YouFit will still offer a $10 monthly basic membership while its expanded offerings will continue to be priced below competitors, he said. Personal training sessions will cost as low as $30 compared to $45 to $75 at other clubs. A $24.99 premium membership will buy access to all YouFit facilities, unlimited group exercise classes, half-priced drinks and unlimited guest privileges.

The company’s new YouFit On Demand app, scheduled to launch on Nov. 15, will cost $4.99 as a standalone membership or as an add-on to basic and premium memberships. A $39.99 Premium+ membership will include the On Demand app and access to the EatLove nutrition service.

Currently, YouFit clubs are operating at about 80% of their pre-pandemic volume, Vahaly said. Members are avoiding congestion by spreading out their workout times throughout the day.

Planet Fitness’ health strategy

Planet Fitness, one of the world’s largest gym chains with 2,170 locations, is pivoting to a health and wellness strategy that it believes will resonate as we move out of the pandemic, CEO Chris Rondeau told investors last month.

Consumers “are realizing that … being overweight or out of shape or not taking care of your health is a contributing factor in the hospitalization and proportion of deaths,” he said.

The company’s membership has increased by 700,000 since April 1. Forty percent are first-time members, he said. “You’re really getting people off the couch for the first time, and those are the people who really need our help.”

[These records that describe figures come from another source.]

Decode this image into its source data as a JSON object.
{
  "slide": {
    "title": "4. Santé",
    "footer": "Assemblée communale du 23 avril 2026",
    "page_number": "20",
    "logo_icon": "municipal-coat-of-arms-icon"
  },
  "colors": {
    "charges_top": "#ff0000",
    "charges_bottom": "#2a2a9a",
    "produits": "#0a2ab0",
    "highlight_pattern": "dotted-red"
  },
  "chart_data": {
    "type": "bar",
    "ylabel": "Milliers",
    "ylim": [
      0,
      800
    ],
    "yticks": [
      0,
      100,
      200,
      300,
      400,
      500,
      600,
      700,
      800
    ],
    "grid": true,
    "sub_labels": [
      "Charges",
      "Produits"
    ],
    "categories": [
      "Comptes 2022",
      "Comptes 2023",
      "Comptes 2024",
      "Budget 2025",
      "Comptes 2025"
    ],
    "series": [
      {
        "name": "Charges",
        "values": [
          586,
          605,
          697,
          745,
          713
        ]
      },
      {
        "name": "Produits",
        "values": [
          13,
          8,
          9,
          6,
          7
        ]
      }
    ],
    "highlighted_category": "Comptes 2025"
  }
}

Leaders of the publicly-owned company credited that success to its “bricks and clicks” strategy of engaging home-bound members with online fitness classes, then convincing them to use the app to upgrade to in-person memberships.

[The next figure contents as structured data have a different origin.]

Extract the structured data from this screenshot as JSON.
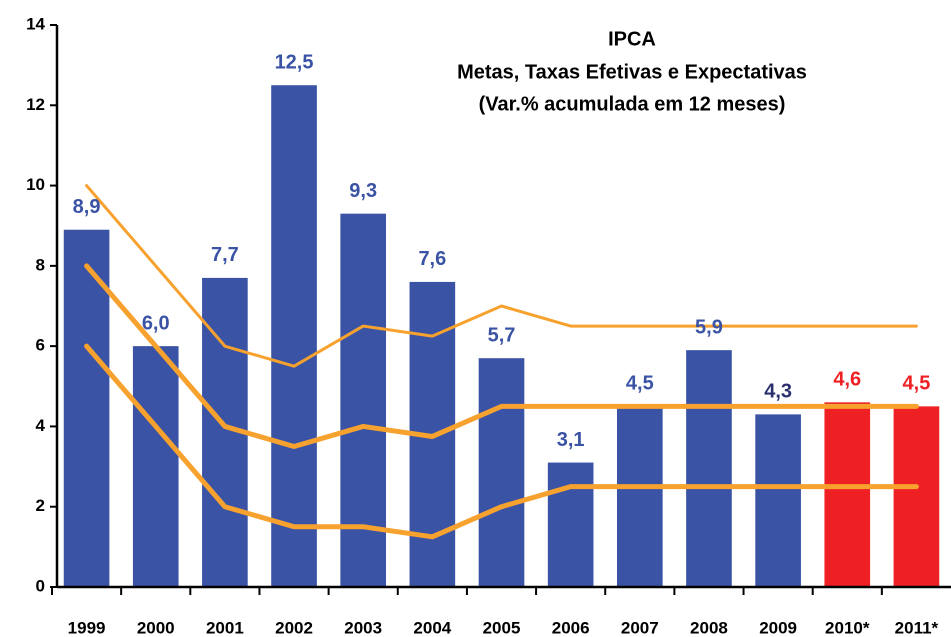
{
  "chart_data": {
    "type": "bar",
    "title": [
      "IPCA",
      "Metas, Taxas Efetivas e Expectativas",
      "(Var.% acumulada em 12 meses)"
    ],
    "categories": [
      "1999",
      "2000",
      "2001",
      "2002",
      "2003",
      "2004",
      "2005",
      "2006",
      "2007",
      "2008",
      "2009",
      "2010*",
      "2011*"
    ],
    "values": [
      8.9,
      6.0,
      7.7,
      12.5,
      9.3,
      7.6,
      5.7,
      3.1,
      4.5,
      5.9,
      4.3,
      4.6,
      4.5
    ],
    "value_labels": [
      "8,9",
      "6,0",
      "7,7",
      "12,5",
      "9,3",
      "7,6",
      "5,7",
      "3,1",
      "4,5",
      "5,9",
      "4,3",
      "4,6",
      "4,5"
    ],
    "colors": [
      "#3a53a4",
      "#3a53a4",
      "#3a53a4",
      "#3a53a4",
      "#3a53a4",
      "#3a53a4",
      "#3a53a4",
      "#3a53a4",
      "#3a53a4",
      "#3a53a4",
      "#3a53a4",
      "#ee2024",
      "#ee2024"
    ],
    "label_colors": [
      "#3a53a4",
      "#3a53a4",
      "#3a53a4",
      "#3a53a4",
      "#3a53a4",
      "#3a53a4",
      "#3a53a4",
      "#3a53a4",
      "#3a53a4",
      "#3a53a4",
      "#2b2f6e",
      "#ee2024",
      "#ee2024"
    ],
    "series": [
      {
        "color": "#f7a12e",
        "values": [
          10,
          8,
          6,
          5.5,
          6.5,
          6.25,
          7,
          6.5,
          6.5,
          6.5,
          6.5,
          6.5,
          6.5
        ]
      },
      {
        "color": "#f7a12e",
        "values": [
          8,
          6,
          4,
          3.5,
          4,
          3.75,
          4.5,
          4.5,
          4.5,
          4.5,
          4.5,
          4.5,
          4.5
        ]
      },
      {
        "color": "#f7a12e",
        "values": [
          6,
          4,
          2,
          1.5,
          1.5,
          1.25,
          2,
          2.5,
          2.5,
          2.5,
          2.5,
          2.5,
          2.5
        ]
      }
    ],
    "ylim": [
      0,
      14
    ],
    "yticks": [
      0,
      2,
      4,
      6,
      8,
      10,
      12,
      14
    ]
  }
}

No fees are required to download the app and access a personal fitness tracker and dozens of at-home training videos. Once registered, consumers can use the app to sign up for a $5.99 digital-only membership that gives them premium content. They can also sign up for access to in-person facilities starting at $10 a month plus a $49 activation fee.

Between 65% and 75% of new members are joining through the company’s app and website compared to just 30% to 39% in 2019, Rondeau said. “The world has changed,” he said. “And I think this is something that’s going to stick around.”

LA Fitness expands discount brand

Not to be left out, LA Fitness, a chain of full-service clubs with higher membership fees but more amenities like basketball and racquetball courts, Zumba classes and swimming pools, has been rebranding some of its locations as Esporta clubs.

The company’s website shows that 41 of 108 LA Fitness clubs are now Esporta clubs. As part of the rebrand, the company is promoting a $9.99 monthly single-club membership rate that matches those of YouFit and Planet Fitness. The catch: Basic members only get access to strength training and cardio equipment. And they must pay a $99 initiation fee. Esporta enrollees can avoid the $99 fee by opting for a $24.99 monthly membership that includes use of all facilities, a group training session and a personal training session.

LA Fitness club memberships, by contrast, start at $35.99 a month for access to a single club with no initiation fee, or $35.99 a month plus a $4
9 initiation fee for access to all clubs in the state.

All bets are off if COVID-19 or a new variant comes roaring back this winter, Planet Fitness executives said. Industry members, meanwhile, are pushing Congress to approve a $30 billion relief fund to keep struggling fitness companies afloat. Though introduced in a congressional bill last February, the fund was not included as part of the $1.9 trillion American Rescue Plan enacted last spring, nor is it part of any spending package under negotiation this fall.

“During closures, health clubs were expected to pay their bills in full with little or no revenue coming in,” said trade association spokeswoman Sami Smith. “As one of the first industries to close and last to reopen, the fitness industry hasn’t received any direct relief from Congress.”